The diagnosis and management of concussion is still a grey area for sports medicine specialists, according to a review published in Clinics in Sports Medicine.1
Despite the plethora of guidelines and consensus statements from medical societies and professional sports,2 decisions regarding the diagnosis and management of concussion remain relatively subjective and largely based on clinical judgment, write Michael McNamee, PhD, from the College of Engineering at Swansea University in Singleton Park, United Kingdom, and colleagues.

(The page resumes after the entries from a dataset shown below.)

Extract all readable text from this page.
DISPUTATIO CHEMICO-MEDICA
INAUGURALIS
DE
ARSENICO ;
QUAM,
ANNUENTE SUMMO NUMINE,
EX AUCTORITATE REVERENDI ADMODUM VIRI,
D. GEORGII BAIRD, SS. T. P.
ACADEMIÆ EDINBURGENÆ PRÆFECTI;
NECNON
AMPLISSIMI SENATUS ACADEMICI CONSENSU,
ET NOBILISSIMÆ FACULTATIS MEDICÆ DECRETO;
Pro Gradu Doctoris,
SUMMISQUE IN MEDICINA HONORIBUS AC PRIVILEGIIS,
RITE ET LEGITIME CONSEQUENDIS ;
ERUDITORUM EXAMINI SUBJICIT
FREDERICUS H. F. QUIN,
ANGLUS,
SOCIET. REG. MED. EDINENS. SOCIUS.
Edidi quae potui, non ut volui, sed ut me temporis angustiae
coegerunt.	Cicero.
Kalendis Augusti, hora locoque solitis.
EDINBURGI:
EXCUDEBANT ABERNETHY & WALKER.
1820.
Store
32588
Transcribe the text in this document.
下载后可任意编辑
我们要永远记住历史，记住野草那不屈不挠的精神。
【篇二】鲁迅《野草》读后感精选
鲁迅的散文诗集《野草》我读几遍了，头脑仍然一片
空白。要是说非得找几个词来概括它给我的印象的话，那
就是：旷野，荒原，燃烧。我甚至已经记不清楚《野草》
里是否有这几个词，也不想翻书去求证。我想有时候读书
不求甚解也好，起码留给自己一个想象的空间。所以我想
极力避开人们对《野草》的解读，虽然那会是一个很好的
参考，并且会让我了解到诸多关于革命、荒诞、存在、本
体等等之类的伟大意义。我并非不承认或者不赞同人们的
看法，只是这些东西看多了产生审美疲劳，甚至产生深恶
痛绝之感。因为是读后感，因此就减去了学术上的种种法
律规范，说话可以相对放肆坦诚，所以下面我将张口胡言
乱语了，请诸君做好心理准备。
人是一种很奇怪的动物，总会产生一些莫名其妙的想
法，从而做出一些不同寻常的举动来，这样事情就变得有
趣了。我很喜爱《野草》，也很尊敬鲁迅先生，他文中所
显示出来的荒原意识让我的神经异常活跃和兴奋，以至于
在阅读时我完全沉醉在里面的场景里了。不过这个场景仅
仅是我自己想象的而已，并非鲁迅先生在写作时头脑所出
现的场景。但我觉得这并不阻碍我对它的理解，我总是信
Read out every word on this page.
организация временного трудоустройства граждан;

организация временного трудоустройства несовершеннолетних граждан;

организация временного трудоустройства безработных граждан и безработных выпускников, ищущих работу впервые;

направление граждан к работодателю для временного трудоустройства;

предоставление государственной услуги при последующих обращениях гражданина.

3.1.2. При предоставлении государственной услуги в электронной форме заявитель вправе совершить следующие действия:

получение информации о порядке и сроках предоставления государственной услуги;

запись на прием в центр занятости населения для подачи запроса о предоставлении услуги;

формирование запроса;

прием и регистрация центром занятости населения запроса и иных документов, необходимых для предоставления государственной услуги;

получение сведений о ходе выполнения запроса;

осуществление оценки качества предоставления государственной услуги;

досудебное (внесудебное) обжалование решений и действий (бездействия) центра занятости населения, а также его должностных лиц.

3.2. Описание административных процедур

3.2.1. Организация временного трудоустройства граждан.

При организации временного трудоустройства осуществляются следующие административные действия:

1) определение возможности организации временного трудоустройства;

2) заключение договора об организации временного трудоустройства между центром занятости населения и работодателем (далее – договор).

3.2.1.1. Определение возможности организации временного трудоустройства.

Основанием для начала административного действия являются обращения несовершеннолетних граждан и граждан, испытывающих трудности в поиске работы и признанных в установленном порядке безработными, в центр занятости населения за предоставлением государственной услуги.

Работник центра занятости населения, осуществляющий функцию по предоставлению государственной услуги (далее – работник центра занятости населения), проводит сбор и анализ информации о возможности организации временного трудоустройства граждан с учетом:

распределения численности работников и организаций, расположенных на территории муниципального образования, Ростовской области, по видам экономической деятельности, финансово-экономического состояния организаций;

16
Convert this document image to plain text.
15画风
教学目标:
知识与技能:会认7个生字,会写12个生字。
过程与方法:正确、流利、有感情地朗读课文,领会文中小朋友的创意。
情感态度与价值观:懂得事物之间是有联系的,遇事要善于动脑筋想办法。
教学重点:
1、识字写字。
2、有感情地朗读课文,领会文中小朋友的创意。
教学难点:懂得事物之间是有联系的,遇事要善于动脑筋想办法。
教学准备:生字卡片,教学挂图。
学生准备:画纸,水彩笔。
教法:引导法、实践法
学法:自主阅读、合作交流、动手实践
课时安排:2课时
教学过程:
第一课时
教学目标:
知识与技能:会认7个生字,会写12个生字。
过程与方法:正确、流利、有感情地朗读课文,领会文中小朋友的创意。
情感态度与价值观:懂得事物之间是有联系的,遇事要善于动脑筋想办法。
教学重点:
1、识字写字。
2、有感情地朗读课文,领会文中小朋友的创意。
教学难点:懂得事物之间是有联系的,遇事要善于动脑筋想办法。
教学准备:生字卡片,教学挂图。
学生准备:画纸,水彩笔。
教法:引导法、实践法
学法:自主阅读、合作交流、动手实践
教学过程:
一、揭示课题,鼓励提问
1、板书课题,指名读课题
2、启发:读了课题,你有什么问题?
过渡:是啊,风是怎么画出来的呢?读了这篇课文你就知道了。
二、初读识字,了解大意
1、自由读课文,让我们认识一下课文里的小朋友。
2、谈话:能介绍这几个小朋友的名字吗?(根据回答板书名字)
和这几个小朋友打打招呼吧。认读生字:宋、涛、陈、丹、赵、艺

“The discussions relating to diagnosis and management of sports-related concussion are often clouded between what is supported by data, and what is supported by clinical experience or expert opinion,” commented Christopher Giza, MD, in an interview with Clinical Pain Advisor.
Issues in diagnosis are often compounded by dishonesty from athletes, who may lie about their symptoms to remain in the game. The consequences can be significant, Dr. Giza pointed out.
“If concussions are missed, then the risk for repeat injuries is greater and there is likely greater risk for long-term cumulative impairments,” Dr. Giza said.
Dr. Giza is director of the Steve Tisch BrainSPORT Program at the University of California at Los Angeles, and a lead author of the American Academy of Neurology (AAN)’s concussion guidelines.
Barriers to Concussion Diagnosis
In the review, the authors addressed barriers to concussion diagnosis in athletes, including lack of a diagnostic standard, return-to-play regulations, conflicts of interest with coaches and stakeholders, and confidentiality issues. Failure to directly observe the circumstances of injury can be compounded by dishonesty in symptom reporting, lack of trained medical personnel, and inadequate tools for assessment.2
“There is no gold standard or simple test to definitively diagnose concussion — diagnosis is complex and based upon clinical assessment,” Dr. Giza pointed out. Moreover, most diagnostic tests used on the sidelines rely on patient honesty and are therefore not psychometrically reliable.
“The SCAT-3, for instance, relies primarily on a player reporting their symptoms. If a player has obvious memory or balance issues, the diagnosis is easy. If not, the best — and sometimes the only way — to diagnose a concussion is for the player to report their symptoms,” Kimberly G. Harmon, MD, professor and head team physician for Husky football at the University of Washington in Seattle, told Clinical Pain Advisor.